Um afluxo de ruídos crus fustigava-lhe a íris. Os olhos, indiscerníveis. Dizia, nesses momentos que, a contento de vontade, não duravam mais que fracções de segundo, minutos, no pior dos casos,
que não estava, que não sentia, que não era,
importava inculcar os passos em solo firme, dar sentido rectilíneo à vida, ir além do mero e rotulado estado de paroxismo - mister maior de incensar a alma ao afloramento de lábios, no ébrio e sadio suco do fruto das videiras;
Importava, antes do mais, antever réstias de esperança à face dúctil das vides, garantir a valentia dos bacelos. Planear a poda, do que, não sendo de si, lhe recurvava o corpo.

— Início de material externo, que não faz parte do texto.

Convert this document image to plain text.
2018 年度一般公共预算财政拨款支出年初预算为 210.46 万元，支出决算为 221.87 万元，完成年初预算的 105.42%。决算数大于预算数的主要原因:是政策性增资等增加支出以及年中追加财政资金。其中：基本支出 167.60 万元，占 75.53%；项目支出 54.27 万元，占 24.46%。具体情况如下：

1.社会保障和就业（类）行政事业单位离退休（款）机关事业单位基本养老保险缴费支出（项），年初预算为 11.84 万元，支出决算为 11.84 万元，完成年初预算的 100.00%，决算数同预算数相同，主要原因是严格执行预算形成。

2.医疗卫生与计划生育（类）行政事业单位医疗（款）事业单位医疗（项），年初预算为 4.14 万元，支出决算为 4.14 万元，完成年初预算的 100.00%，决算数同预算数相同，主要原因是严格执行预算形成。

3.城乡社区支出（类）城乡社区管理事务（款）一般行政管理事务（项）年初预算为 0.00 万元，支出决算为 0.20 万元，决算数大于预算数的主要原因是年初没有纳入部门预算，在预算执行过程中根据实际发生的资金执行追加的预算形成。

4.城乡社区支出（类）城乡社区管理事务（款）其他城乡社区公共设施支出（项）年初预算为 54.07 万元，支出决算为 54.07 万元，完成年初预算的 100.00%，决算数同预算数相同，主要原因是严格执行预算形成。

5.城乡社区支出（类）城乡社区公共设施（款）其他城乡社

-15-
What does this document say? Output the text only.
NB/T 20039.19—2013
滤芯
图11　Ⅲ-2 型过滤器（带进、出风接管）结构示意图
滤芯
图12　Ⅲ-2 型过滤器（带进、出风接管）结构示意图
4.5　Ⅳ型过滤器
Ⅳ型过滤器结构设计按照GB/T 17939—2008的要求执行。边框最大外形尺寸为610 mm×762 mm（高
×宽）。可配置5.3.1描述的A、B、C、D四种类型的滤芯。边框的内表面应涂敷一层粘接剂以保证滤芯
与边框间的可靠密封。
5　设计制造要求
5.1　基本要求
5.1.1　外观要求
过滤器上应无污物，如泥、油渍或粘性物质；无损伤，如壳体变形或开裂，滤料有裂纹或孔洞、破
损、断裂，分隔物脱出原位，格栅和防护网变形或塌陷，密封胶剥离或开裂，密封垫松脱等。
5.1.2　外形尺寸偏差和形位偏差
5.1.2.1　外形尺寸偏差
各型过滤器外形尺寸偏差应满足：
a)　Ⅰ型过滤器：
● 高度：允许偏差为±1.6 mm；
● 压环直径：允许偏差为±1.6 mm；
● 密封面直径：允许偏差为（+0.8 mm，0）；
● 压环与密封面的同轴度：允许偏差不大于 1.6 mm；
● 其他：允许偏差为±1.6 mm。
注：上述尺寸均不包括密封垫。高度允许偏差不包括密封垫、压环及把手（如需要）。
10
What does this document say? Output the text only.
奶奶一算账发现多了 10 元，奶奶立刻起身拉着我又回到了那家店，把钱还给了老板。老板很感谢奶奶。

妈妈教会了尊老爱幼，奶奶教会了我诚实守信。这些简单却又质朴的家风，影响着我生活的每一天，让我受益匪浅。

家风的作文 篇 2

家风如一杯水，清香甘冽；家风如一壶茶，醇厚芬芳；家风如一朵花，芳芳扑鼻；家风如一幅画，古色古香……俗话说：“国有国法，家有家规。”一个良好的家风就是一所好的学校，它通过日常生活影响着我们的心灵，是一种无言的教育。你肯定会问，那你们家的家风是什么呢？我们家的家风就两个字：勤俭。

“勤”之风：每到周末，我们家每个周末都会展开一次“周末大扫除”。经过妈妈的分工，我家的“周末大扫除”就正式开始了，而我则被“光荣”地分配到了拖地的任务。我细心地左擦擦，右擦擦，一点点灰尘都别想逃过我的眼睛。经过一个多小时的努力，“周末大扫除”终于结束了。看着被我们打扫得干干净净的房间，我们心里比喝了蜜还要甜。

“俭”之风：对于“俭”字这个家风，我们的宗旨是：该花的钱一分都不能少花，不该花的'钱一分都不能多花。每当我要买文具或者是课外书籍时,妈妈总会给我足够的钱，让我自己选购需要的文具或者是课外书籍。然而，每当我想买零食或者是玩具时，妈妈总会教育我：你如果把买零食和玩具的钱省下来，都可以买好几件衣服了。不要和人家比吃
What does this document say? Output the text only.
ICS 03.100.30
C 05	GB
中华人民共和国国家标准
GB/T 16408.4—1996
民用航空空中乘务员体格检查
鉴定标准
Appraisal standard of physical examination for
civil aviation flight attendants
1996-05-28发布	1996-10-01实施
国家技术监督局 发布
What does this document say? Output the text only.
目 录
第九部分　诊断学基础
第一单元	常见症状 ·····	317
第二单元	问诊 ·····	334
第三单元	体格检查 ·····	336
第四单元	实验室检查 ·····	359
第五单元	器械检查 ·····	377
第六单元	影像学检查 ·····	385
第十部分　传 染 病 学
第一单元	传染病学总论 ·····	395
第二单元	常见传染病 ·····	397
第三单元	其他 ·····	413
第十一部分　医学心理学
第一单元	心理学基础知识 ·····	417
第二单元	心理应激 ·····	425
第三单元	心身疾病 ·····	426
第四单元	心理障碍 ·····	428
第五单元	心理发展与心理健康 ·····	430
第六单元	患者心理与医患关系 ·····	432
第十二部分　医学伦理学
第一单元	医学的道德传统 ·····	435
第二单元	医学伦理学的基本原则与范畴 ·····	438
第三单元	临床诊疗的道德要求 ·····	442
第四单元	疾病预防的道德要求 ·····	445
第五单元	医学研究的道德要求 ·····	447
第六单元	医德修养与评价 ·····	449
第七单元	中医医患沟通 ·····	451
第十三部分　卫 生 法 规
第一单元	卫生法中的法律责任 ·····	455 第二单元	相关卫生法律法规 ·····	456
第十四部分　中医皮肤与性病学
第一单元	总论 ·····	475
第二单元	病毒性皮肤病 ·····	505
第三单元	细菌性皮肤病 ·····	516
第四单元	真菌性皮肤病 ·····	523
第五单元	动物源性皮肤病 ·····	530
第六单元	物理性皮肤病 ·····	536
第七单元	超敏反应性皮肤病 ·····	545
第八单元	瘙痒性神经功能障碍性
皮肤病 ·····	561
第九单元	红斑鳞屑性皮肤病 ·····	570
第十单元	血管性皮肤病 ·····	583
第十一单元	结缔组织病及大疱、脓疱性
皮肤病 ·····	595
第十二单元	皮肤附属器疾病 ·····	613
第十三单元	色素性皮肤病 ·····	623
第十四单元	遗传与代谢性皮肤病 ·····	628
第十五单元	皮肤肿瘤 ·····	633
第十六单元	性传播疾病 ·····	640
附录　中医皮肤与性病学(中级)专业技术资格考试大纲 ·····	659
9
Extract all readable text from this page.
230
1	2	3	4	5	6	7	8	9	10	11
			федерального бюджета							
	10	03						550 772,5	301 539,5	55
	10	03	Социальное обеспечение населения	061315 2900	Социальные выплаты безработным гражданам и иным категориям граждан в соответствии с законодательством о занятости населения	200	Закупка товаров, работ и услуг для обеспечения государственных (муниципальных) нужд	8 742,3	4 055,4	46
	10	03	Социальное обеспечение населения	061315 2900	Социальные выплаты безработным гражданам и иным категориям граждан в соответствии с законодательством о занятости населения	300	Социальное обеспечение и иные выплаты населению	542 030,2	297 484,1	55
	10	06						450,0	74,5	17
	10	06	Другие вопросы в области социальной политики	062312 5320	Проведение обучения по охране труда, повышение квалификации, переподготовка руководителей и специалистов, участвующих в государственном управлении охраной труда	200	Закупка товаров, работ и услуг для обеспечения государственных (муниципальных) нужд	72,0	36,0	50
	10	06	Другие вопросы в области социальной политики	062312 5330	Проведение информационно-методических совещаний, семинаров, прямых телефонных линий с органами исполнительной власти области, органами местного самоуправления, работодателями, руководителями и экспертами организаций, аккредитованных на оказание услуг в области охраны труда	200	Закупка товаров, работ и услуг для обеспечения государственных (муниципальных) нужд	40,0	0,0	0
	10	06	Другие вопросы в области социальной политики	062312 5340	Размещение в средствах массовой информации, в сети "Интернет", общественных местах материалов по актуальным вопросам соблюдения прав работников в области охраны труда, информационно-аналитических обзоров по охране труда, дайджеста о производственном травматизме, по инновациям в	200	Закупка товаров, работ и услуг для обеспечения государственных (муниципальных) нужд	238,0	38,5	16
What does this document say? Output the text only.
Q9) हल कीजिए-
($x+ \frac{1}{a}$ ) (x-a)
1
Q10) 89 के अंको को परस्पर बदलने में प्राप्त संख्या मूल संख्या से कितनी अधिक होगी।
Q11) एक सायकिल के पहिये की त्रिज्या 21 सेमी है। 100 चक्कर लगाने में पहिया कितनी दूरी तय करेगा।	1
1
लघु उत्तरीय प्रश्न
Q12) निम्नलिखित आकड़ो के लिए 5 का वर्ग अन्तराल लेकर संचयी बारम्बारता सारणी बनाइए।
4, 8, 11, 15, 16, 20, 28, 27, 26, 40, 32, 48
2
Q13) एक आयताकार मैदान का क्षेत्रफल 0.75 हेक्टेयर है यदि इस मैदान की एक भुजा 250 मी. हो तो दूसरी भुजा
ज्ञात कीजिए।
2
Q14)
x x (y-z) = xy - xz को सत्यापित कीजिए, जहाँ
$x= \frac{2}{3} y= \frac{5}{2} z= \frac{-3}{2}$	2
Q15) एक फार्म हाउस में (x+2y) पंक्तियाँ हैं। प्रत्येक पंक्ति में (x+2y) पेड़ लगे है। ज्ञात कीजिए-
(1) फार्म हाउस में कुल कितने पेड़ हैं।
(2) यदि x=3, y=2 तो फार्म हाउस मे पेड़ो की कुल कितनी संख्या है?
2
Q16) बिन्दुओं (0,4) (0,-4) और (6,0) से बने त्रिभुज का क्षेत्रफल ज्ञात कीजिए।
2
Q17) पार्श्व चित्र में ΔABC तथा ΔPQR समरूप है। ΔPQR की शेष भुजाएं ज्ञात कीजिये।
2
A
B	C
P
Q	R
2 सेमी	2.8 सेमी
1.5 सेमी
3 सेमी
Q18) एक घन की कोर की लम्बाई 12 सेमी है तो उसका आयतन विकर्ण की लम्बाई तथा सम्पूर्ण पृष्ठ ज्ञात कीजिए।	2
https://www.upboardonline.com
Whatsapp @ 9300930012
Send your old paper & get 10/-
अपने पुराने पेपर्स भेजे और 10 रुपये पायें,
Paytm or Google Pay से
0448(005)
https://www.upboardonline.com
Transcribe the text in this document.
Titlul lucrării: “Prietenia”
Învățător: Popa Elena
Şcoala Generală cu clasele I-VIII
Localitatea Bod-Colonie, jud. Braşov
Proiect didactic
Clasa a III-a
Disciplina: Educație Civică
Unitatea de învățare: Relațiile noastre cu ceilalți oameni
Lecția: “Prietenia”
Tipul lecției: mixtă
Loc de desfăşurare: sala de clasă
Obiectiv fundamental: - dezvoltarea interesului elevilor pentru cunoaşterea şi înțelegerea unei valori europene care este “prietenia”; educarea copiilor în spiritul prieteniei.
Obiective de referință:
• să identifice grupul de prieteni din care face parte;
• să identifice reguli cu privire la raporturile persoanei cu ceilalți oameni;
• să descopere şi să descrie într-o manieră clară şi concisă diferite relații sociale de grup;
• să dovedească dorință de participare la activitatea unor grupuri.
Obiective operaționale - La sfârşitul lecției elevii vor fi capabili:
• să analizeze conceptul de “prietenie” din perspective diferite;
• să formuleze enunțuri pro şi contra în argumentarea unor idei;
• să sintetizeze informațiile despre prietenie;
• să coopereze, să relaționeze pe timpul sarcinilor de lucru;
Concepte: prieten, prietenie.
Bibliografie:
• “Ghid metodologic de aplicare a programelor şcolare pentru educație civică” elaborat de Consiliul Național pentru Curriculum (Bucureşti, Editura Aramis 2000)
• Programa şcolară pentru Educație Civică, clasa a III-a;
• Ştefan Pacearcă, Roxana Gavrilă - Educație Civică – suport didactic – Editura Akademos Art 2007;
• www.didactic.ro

Do podar da vinha, dizia-se, dependia a qualidade genuína da uva, a magia da rebentação, a novidade... E ela, não mais que parte ínfima da natureza, atentava e pulsava, a vogar no rumor e ao sabor dos ciclos das sementeiras e das safras. Assim se via e desejava ser.
Era, pois, nesse estado anímico que Eva, galhardamente, se tomava de forças, intentava de burnir esquinas ásperas das pedras que pisava, que a pisavam, no chão basáltico das marés altas.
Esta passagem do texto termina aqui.